Quizás a esta distancia uno no ve mucho porque está ciego en su penar. Asunto de verdades. Porque, ¿quién dia­blos está claro con tantas lágrimas en los ojos, con tanta ne­blina sin explicación, con tanto rocío que ha bajado de las nubes para que los pájaros le nieguen la vista, para que los muñecos que representan los muertos, muertos de uno y de otro tiempo, nublaran las tardes y entonces uno no te pudiera ver con alegría porque la pesadumbre era lo propio en ese pueblo como la pesadumbre es lo propio de esta avenida, des­pués del supermercado, con todas las luces encendidas y los autos pasando sin cesar, los autos rojos y amarillos y la luz verde que finalmente los deja pasar para que tú te vayas con tus compras a otro lado del mundo y te pierdas en las pasare­las de los edificios donde ya no se te puede ver porque uno está tan ciego en su penar.
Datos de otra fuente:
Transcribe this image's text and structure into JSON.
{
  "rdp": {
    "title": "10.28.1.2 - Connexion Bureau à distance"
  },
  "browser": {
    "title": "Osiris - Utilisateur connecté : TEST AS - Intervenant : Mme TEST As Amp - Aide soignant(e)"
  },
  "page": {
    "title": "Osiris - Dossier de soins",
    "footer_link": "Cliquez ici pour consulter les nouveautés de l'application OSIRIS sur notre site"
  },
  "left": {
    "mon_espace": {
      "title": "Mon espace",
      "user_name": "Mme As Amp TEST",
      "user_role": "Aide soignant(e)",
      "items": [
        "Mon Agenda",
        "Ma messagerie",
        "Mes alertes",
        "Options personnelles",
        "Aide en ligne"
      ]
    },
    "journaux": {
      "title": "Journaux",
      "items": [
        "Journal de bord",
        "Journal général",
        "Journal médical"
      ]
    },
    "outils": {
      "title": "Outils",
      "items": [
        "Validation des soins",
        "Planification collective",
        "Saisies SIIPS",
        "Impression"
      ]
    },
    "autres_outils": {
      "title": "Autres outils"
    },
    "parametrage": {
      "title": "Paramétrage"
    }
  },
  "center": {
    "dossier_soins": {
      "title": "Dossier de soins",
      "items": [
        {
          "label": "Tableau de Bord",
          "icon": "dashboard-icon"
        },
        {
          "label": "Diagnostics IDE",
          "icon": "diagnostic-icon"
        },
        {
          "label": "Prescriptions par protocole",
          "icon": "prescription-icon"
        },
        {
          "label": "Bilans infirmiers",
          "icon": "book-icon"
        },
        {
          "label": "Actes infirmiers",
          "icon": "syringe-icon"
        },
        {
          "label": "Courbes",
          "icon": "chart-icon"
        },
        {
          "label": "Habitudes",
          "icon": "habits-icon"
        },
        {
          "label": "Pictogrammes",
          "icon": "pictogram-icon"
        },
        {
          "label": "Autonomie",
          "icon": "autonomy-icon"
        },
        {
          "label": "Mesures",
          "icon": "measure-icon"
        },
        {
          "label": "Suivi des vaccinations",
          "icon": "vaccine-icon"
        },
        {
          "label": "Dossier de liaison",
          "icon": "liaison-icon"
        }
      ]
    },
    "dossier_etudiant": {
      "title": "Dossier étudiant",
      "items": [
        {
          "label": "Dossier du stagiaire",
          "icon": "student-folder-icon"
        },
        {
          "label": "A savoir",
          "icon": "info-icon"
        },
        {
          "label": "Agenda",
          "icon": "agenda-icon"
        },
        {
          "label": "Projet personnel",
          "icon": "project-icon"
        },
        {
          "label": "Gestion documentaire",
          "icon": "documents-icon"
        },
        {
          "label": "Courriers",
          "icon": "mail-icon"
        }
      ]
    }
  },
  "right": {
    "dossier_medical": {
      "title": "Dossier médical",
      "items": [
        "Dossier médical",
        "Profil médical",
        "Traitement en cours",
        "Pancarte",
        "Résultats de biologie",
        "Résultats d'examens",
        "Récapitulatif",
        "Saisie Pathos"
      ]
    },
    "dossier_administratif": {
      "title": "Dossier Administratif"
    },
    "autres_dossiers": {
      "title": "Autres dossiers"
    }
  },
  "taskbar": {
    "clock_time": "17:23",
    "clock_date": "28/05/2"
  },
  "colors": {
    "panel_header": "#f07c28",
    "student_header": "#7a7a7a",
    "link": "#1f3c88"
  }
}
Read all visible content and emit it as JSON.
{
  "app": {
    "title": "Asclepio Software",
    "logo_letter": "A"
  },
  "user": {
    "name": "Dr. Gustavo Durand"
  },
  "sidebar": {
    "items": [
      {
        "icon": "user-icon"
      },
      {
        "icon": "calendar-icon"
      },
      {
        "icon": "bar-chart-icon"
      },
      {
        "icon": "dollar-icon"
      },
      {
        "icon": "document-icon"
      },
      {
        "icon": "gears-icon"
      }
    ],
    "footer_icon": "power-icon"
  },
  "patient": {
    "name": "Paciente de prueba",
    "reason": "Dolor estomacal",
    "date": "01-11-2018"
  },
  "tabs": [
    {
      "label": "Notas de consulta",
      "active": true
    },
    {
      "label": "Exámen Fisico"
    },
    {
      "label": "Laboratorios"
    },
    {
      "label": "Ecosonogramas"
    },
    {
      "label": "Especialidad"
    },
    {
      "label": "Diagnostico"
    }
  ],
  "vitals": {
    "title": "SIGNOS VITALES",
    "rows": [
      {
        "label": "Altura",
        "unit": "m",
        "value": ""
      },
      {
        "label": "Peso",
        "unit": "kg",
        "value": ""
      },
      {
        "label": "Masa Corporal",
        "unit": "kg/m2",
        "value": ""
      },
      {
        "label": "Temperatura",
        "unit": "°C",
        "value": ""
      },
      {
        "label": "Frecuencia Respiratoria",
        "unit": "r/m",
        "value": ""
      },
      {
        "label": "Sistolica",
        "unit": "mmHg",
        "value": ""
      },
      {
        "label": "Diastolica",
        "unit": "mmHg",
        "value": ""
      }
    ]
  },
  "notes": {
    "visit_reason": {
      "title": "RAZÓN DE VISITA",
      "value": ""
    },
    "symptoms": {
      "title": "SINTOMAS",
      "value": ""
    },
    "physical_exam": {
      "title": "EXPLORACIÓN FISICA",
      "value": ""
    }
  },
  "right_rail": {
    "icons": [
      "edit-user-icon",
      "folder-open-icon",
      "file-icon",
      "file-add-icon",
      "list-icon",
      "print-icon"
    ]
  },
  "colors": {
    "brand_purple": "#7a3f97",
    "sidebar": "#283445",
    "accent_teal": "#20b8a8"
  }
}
Hay, no nos engañemos, un punto cruel. Habría que ubicarlo en otros límites, allá donde los árboles se vuelven marrones de puro disolverse en hojas, allá donde los edificios no son más edificios sino manchas borrosas que no abrigan a nadie, porque los afiches y las rayas de tizne y los escritos insolentes no les permiten una vida independiente y además casi todos los locos desmesurados del barrio depositan allí sus orines, ponen sus meaos tiernamente en las paredes laterales mientras los bichitos y las hormigas marcan su caminata in­terminable, su ejecución patriótica en torno a la edificación, su silencio y su llanto nocturno que las asociaciones de veci­nos jamás podrán ver ni sentir porque el viento de la noche se les escapa como un pájaro extraviado o un mendigo que reco­ge pedazos de cartón en la hora más solitaria donde a veces se escucha un grito cruel. ¿Por qué cruel? Porque el odio es el punto muerto de las almas, es la tumba que cavamos desde niños, aquella tarde de la escuela y de la plaza, el desencuen­tro, el no habernos tropezado en la ciudad radiosa, porque en el pueblo y la ciudad, si tú no apareces, como no apareciste aquella vez, si no apareces como deberías aparecer ahora, todo se convierte en una tumba horrenda del amor, se pierde la ilusión, y se maldice, porque uno se ha quedao sin corazón.